Digital Surf
- Type: Private company
- Industry: Computer software, Research and Development
- Founded: 1989
- Headquarters: Besançon, France
- Key people: Christophe Mignot, (CEO) François Blateyron (COO)
- Products: MountainsMap
- Revenue: €4.3 million (2017)
- Number of employees: 43
- Subsidiaries: Image Metrology A/S
- Website: www.digitalsurf.com

= Digital Surf =

French software company

Digital Surf is a French software company formed in 1989 mainly known for its Mountains software, that is offered as embedded or optional OEM surface analysis software by the majority of profilometer and microscope manufacturers.

== History ==
- Digital Surf was established in 1989 in Besançon, France, initially as manufacturer of 3D non-contact laser profilometers.
- In 1990, the company launched its first profile (2D surface texture) analysis software, for the MS-DOS operating system, followed in 1991 by a topography (3D surface texture analysis) software for the Macintosh II platform.
- In 1992, Digital Surf had a first OEM deal with the company Taylor-Hobson. The software has since been offered by Taylor Hobson under the names TalyMap (topography) and TalyProfile (profile analysis).
- In 1997, Digital Surf moved all its software to Windows and launched a new product for Windows 95 under the name Mountains. Other profilometer manufacturers started to promote it, such as Hommel-Etamic (Jenoptik Group) or KLA-Tencor.
- In 2009, Digital Surf stopped manufacturing profilometers to refocus on the sole Mountains analysis software.
- in 2011, Mountains was supplied as the standard or optional OEM surface analysis software by about 30 manufacturers, including Taylor-Hobson, Jenoptik, KLA-Tencor, Keysight, Leica, Mitaka Kohki, Nikon, or Zeiss.
- Digital Surf has contributed to the ISO 25178 standard that defines new 3D surface texture parameters.
- in 2014 Digital Surf took over the Danish company Image Metrology, the developer of the software SPIP, specialized in the image analysis for atomic force microscopes. As a result, the version 8 of Mountains includes SPIP.
- in 2018 Digital Surf claims that its Mountains software is used by 15,000 users and integrated by more than 50 instrument manufacturers worldwide, including Bruker, Hitachi, Thermo Fisher Scientific, JEOL, Anton Paar, Nanosystem, Confovis.

== Products ==
The Mountains software is offered to end users as four main lines of products
- MountainsMap, software for profilometers (2D Profilometers, 3D optical profilers and light microscopes)
- MountainsSEM, software for scanning electron microscopes
- MountainsSPIP, software for scanning probe microscopes (atomic force microscopes, scanning tunneling microscopes).
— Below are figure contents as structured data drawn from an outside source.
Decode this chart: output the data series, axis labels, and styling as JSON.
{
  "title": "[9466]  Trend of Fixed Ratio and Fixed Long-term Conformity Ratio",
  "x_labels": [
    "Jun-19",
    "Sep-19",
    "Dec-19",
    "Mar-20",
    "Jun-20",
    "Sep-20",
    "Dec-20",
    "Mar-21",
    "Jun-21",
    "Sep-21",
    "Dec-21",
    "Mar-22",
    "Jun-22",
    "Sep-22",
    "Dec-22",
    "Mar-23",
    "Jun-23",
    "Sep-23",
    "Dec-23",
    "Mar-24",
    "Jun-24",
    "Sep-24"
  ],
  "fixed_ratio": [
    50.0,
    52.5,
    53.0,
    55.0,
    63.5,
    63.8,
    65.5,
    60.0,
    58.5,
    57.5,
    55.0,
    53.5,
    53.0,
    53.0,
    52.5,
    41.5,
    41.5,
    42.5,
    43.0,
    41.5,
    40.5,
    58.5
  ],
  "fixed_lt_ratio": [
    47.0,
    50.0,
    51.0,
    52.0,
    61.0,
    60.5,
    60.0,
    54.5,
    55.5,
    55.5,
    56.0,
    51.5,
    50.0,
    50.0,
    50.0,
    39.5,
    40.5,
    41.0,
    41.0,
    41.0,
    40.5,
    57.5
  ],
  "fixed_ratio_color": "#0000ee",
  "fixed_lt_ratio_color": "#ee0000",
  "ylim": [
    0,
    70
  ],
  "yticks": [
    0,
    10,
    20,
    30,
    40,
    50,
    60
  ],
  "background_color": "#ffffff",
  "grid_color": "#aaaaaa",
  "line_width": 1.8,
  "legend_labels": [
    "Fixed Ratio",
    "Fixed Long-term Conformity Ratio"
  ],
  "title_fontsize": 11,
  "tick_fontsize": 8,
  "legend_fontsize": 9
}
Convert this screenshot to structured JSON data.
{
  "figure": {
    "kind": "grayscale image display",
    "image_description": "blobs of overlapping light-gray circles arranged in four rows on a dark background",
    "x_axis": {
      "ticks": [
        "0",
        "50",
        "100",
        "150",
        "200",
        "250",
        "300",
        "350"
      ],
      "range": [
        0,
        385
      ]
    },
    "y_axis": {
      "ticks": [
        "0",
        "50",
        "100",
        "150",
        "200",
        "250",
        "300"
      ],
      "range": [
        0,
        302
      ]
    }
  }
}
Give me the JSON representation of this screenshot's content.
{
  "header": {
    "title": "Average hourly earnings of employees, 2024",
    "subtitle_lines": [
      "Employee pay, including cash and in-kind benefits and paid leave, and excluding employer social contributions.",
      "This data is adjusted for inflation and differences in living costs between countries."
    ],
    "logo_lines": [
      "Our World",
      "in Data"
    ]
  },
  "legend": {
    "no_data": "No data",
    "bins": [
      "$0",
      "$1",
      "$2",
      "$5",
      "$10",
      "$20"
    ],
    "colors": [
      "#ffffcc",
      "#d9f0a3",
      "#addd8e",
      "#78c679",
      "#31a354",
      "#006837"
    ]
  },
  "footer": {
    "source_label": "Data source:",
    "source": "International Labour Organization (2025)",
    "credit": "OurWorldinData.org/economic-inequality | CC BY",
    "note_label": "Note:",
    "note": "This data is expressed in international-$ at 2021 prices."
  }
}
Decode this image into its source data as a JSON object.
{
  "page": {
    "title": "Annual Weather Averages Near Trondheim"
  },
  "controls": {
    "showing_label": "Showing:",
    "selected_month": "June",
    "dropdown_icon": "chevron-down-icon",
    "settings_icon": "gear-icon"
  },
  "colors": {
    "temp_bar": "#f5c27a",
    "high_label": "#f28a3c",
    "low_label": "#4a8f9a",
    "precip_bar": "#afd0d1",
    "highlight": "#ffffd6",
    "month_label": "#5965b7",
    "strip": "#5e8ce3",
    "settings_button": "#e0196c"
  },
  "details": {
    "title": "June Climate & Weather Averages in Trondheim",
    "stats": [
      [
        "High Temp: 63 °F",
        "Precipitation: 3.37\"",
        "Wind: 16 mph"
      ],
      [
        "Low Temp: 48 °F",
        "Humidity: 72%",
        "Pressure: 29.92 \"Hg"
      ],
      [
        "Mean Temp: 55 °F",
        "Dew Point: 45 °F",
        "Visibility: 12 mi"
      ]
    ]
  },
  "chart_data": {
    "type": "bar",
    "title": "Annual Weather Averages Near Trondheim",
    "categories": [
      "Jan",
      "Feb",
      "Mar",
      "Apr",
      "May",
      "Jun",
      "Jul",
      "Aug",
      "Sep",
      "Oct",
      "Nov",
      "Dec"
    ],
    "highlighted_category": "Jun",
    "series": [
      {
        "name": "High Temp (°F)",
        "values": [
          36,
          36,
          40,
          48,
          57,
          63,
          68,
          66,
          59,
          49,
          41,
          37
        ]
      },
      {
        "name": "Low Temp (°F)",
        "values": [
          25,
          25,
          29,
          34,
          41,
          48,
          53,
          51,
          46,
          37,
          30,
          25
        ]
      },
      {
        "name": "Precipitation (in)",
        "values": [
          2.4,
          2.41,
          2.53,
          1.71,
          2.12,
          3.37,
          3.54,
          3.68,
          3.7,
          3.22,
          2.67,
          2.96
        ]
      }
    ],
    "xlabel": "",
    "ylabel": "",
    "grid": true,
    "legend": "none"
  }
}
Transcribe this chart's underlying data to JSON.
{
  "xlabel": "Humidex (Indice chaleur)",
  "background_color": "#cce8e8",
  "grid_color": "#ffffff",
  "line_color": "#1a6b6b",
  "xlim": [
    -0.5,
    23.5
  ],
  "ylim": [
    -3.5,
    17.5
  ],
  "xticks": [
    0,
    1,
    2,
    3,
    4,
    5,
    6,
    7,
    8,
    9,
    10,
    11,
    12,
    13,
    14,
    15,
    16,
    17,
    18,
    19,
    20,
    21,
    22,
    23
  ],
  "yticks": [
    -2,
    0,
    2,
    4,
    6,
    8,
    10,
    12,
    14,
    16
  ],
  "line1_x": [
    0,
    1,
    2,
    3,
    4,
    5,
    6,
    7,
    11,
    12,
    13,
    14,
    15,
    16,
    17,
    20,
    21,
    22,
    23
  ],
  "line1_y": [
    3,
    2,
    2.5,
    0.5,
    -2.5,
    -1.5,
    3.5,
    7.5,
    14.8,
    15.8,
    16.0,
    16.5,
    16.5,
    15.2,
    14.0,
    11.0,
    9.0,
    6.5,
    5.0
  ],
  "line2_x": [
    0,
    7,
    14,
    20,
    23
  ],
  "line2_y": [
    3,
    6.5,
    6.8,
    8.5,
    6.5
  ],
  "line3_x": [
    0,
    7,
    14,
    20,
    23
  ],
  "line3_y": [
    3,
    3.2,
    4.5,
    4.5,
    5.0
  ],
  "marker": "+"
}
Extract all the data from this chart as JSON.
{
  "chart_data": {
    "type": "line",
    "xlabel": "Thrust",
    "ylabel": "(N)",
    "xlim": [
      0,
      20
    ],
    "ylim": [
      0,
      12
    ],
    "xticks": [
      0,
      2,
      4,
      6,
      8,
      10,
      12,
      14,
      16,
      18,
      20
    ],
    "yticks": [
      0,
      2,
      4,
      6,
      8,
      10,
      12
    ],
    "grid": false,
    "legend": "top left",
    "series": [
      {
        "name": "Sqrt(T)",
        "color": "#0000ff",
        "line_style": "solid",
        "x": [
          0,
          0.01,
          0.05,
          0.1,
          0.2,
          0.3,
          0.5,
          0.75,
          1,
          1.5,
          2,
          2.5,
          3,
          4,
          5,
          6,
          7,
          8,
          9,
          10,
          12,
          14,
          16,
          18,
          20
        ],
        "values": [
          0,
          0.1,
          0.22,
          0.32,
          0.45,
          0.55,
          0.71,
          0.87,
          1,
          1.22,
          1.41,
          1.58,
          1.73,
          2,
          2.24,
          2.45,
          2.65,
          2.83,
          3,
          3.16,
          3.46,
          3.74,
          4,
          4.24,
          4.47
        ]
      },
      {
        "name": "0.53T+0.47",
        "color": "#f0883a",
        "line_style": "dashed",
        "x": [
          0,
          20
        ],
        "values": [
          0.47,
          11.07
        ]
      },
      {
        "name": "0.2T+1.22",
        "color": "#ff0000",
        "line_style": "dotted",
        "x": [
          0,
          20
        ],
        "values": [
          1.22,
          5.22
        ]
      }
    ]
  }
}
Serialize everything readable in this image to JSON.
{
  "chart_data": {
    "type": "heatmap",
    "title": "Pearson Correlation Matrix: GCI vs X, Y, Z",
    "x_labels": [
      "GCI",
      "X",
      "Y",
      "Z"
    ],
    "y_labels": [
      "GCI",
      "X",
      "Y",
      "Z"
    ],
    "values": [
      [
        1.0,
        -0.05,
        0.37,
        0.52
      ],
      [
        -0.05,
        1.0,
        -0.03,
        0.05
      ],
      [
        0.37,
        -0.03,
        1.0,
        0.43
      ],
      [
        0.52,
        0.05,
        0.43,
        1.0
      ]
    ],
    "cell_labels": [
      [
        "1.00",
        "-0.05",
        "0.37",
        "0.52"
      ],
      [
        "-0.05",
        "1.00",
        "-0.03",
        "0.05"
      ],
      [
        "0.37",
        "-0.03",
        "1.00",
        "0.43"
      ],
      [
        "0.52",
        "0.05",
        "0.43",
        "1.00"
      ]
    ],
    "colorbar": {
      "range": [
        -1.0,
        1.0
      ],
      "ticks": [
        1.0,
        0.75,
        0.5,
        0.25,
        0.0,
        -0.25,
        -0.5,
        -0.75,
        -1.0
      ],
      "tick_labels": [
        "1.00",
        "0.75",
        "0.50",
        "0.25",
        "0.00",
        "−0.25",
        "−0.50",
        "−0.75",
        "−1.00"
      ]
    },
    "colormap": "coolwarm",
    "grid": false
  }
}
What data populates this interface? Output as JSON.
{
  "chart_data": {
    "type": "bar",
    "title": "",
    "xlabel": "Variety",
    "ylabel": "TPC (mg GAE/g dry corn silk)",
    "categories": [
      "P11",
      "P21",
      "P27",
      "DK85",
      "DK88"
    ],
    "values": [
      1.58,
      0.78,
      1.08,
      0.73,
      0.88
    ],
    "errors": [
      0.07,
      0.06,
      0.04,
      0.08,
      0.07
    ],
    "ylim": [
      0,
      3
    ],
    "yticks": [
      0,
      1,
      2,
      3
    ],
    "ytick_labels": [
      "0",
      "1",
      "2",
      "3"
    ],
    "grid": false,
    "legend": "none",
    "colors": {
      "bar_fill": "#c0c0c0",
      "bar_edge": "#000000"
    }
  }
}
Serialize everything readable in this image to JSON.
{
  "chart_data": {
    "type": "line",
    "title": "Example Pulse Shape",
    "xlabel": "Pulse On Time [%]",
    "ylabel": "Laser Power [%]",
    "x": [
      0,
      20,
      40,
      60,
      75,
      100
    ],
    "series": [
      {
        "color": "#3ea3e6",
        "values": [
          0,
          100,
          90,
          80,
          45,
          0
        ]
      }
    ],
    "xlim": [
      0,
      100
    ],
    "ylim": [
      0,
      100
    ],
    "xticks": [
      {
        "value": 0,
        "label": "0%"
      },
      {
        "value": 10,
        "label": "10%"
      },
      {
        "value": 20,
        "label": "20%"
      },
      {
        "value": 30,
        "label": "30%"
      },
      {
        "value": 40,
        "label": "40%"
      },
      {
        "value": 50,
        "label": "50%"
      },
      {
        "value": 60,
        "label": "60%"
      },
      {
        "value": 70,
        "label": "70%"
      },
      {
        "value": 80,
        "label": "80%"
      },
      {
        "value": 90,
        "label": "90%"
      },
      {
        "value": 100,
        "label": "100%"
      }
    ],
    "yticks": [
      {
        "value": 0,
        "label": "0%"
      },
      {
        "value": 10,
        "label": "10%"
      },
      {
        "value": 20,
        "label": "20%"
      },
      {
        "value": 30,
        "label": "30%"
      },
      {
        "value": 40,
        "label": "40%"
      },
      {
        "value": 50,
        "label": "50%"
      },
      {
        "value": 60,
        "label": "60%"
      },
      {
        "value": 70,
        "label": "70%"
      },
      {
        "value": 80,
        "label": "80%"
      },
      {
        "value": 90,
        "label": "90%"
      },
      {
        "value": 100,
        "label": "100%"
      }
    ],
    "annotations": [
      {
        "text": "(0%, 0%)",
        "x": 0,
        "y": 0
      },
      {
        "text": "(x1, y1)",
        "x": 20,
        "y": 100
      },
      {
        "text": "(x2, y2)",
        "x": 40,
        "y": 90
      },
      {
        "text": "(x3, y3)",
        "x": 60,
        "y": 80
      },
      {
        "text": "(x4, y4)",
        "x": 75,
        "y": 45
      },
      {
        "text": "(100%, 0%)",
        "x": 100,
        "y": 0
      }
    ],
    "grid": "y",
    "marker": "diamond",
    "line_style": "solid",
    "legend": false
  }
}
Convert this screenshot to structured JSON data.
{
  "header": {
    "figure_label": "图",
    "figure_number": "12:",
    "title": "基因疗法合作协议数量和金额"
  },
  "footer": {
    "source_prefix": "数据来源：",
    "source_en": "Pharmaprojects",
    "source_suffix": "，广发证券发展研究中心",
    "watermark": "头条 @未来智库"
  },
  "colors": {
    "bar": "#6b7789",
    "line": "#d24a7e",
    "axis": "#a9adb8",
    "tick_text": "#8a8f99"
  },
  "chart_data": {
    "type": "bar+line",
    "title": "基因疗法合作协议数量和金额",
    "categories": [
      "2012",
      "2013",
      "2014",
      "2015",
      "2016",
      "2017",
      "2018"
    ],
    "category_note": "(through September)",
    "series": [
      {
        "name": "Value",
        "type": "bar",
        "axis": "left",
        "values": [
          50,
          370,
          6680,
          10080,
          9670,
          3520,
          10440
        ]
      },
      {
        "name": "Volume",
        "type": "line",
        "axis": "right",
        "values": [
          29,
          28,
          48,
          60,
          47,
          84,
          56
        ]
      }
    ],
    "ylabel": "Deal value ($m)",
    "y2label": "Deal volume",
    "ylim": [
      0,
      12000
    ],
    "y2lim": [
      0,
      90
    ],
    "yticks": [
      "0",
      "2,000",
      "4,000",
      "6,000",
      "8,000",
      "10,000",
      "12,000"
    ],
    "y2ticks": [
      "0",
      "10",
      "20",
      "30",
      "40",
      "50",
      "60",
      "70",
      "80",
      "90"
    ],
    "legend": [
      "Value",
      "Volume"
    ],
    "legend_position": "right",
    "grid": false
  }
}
MountainsSPIP 8.0 is the successor and merger of Mountains SPM 7.4 from Digital Surf and SPIP 6.7 from Image Metrology
- MountainsLab groups all functions in a single package dedicated to multi-instrument microscopy core facilities

Optional modules to the previous cover force curve analysis (for atomic force microscopes), hyperspectral analysis, contour analysis and application-dedicated functionality.

Versions supplied through instrument manufacturers under their own brands are products tailored from MountainsMap, MountainsSEM or MountainsSPIP.